Patient / Survivor
Hopatcong, New Jersey
We all have certain dates that we all remember. For me some of those dates are December 3rd (my birthday), March 23rd (my wife Kim’s birthday) and September 27th (our wedding anniversary). I can now add March 1, 2017 as one of the most important days of my life. As the doctor says, this is the day I saved my life!
This past December 3rd I turned 50 years old. Knowing that I had reached an important milestone, I did the right thing and scheduled a physical with my doctor. I had my blood work and urinalysis well in advance. The doctor had the results and I was ready for my physical.
I met with my doctor and the physical went great, all my tests came back with great results. My doctor was happy to report that for a 50-year-old guy I was in excellent health. He then set me up with a package of information and a referral for my first colonoscopy. I didn’t waste any time and scheduled my test. The test was scheduled for March 1st, 2017 at 8:30 am.
The night before, I started prepping for the test. This is by far the worst part of the test. Between not eating, clearing out and no coffee in the morning, it made for a grumpy start for the day. I checked into the doctor on schedule. I joked with both the doctor and anesthesiologist about this being my first test. The last thing I remember before going under is the doctor saying that the start time was 8:29am.
The next thing I know, I’m waking up in recovery. The nurse tells me the doctor will be in in a minute to talk to me. The nurse then suggests that Kim and I move to a private room. This is when we started to get a bad feeling.

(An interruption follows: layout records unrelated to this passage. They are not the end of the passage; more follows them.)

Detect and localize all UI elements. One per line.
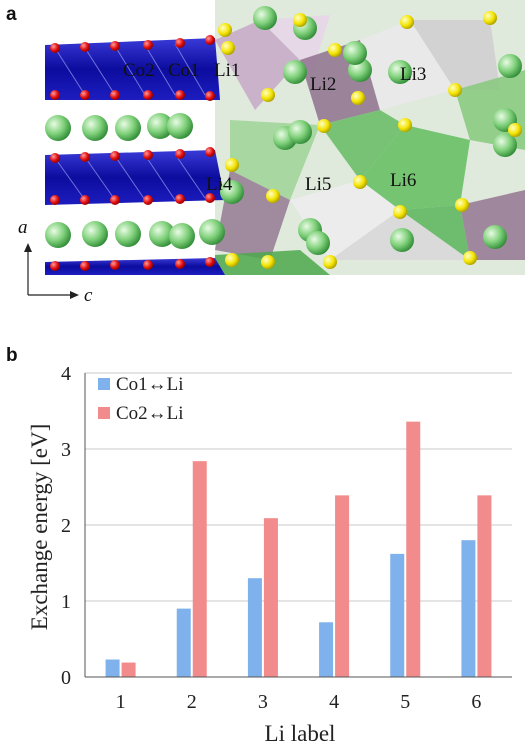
legend-label: Co1↔Li [116,374,184,395]
atom-label-li3: Li3 [400,64,426,85]
x-tick-label: 6 [471,691,481,713]
y-tick-label: 2 [61,515,71,537]
anion-atoms [218,11,522,269]
atom-label-li1: Li1 [214,60,240,81]
legend-swatch [98,378,110,390]
y-tick-labels: 0 1 2 3 4 [61,363,71,689]
x-tick-label: 2 [187,691,197,713]
atom-label-co1: Co1 [168,60,200,81]
bar-s1-c5 [390,553,405,677]
chart-grid [85,372,512,602]
y-tick-label: 0 [61,667,71,689]
y-axis-title: Exchange energy [eV] [27,424,52,630]
legend-label: Co2↔Li [116,403,184,424]
lithium-atoms [45,6,522,255]
exchange-energy-chart: b 0 1 2 3 4 1 2 3 4 5 6 Exchange energy [eV] Li l… [6,345,512,746]
bar-s1-c3 [247,578,262,677]
bar-s1-c6 [461,540,476,677]
co-layers [45,38,225,275]
y-tick-label: 4 [61,363,71,385]
bar-s2-c4 [335,495,350,677]
oxygen-atoms [50,35,215,271]
x-tick-label: 1 [116,691,126,713]
y-tick-label: 1 [61,591,71,613]
axis-indicator: a c [18,217,93,306]
x-tick-label: 5 [400,691,410,713]
bar-s2-c1 [121,662,136,677]
x-axis-title: Li label [265,721,336,746]
bar-s2-c2 [192,461,207,677]
chart-axes [84,373,512,678]
bar-s2-c3 [263,518,278,677]
panel-b-label: b [6,345,18,366]
atom-label-co2: Co2 [123,60,155,81]
bar-s2-c5 [406,421,421,677]
chart-bars [105,421,492,677]
atom-label-li6: Li6 [390,170,416,191]
bar-s1-c2 [176,608,191,677]
atom-labels: Co2 Co1 Li1 Li2 Li3 Li4 Li5 Li6 [123,60,426,195]
atom-label-li4: Li4 [206,174,233,195]
y-tick-label: 3 [61,439,71,461]
bar-s2-c6 [477,495,492,677]
crystal-structure-panel: a Co2 Co1 Li1 Li2 Li3 Li4 Li5 Li6 a c [6,0,525,306]
chart-legend: Co1↔Li Co2↔Li [98,374,184,424]
axis-a-label: a [18,217,28,238]
atom-label-li2: Li2 [310,74,336,95]
x-tick-labels: 1 2 3 4 5 6 [116,691,482,713]
bar-s1-c4 [319,622,334,677]
bar-s1-c1 [105,659,120,677]
atom-label-li5: Li5 [305,174,331,195]
axis-c-label: c [84,285,93,306]
panel-a-label: a [6,4,17,25]
x-tick-label: 4 [329,691,339,713]
x-tick-label: 3 [258,691,268,713]
legend-swatch [98,407,110,419]
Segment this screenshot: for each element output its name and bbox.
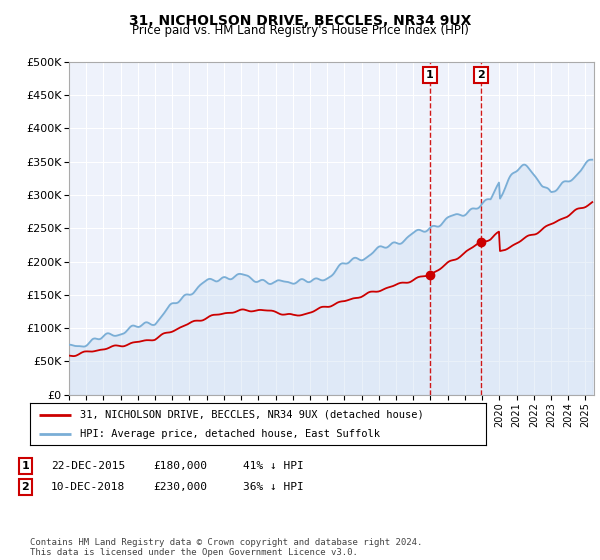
Text: 31, NICHOLSON DRIVE, BECCLES, NR34 9UX: 31, NICHOLSON DRIVE, BECCLES, NR34 9UX [129,14,471,28]
Text: 22-DEC-2015: 22-DEC-2015 [51,461,125,471]
Text: £180,000: £180,000 [153,461,207,471]
Text: 2: 2 [477,70,485,80]
Text: 10-DEC-2018: 10-DEC-2018 [51,482,125,492]
Text: £230,000: £230,000 [153,482,207,492]
Text: 2: 2 [22,482,29,492]
Text: 1: 1 [426,70,434,80]
Text: Price paid vs. HM Land Registry's House Price Index (HPI): Price paid vs. HM Land Registry's House … [131,24,469,37]
Text: 36% ↓ HPI: 36% ↓ HPI [243,482,304,492]
Text: 41% ↓ HPI: 41% ↓ HPI [243,461,304,471]
Text: Contains HM Land Registry data © Crown copyright and database right 2024.
This d: Contains HM Land Registry data © Crown c… [30,538,422,557]
Text: HPI: Average price, detached house, East Suffolk: HPI: Average price, detached house, East… [80,429,380,439]
Text: 1: 1 [22,461,29,471]
Text: 31, NICHOLSON DRIVE, BECCLES, NR34 9UX (detached house): 31, NICHOLSON DRIVE, BECCLES, NR34 9UX (… [80,409,424,419]
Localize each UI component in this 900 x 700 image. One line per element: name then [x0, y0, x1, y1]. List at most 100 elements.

The doctor came in with a copy of the report. He started by telling me what a little polyp farm is and how he removed three of them and burned the ends. I looked down at the bottom of the report and right away I could tell the picture did not look good. I even said to the doctor that I didn’t think it looked good. He agreed, explaining that it was a tumor. He said biopsies were taken and sent for testing.
Dr. Barbalinardo took all the time necessary to answer my questions and concerns. He told me the tumor had to be removed along with a section of my colon. He was very optimistic that the surgery would be fine and I would make a full recovery with no need for radiation or chemo. He said two things to me that I will always remember. He said I was lucky that I took this seriously and had my testing done at 50, because it saved my life. The other thing he told me was he wished there were a lot others like me.
The pathology reports for the biopsies showed signs of high grade dysplasia, which means the tumor is cancerous but can’t be confirmed until fully removed. My surgery was scheduled for Mar. 31, meaning that in one month I went from a very healthy 50 year old with no symptoms to having colon surgery.
The surgery was a success. Dr. Robert and Joseph Barbalinardo and the staff at Mountainside Hospital took good care of me. I was up and walking the same day as the surgery. Other than the reminder of some pain from the stitches and diet, I felt fine. Pathology came back that the cancer was contained to the tumor and I’m now clear.
My wife Kim was strong through the entire month and was by my side the entire time, as was our family and friends.
In the end, all cancer sucks and much more needs to be done. For me, I’m the text book case as to why they recommend screening at 50. I am a very healthy person who showed no symptoms. My doctor and those who gave a second opinion have all said, had I waited two years to get screened the end results would have been much different.
As I have a number of friends who have recently turned or are about to turn 50, I encourage everyone to get screened. I know we are all busy and it is not the most glamorous screening but it needs to be done.
It is my hope that by sharing my story, I’ll be able to convince at least one person on the importance of getting screened at age 50.
Laughter is great medicine. As horrible as the news may be, the one thing that helped me and my wife through was keeping a positive outlook and sense of humor throughout.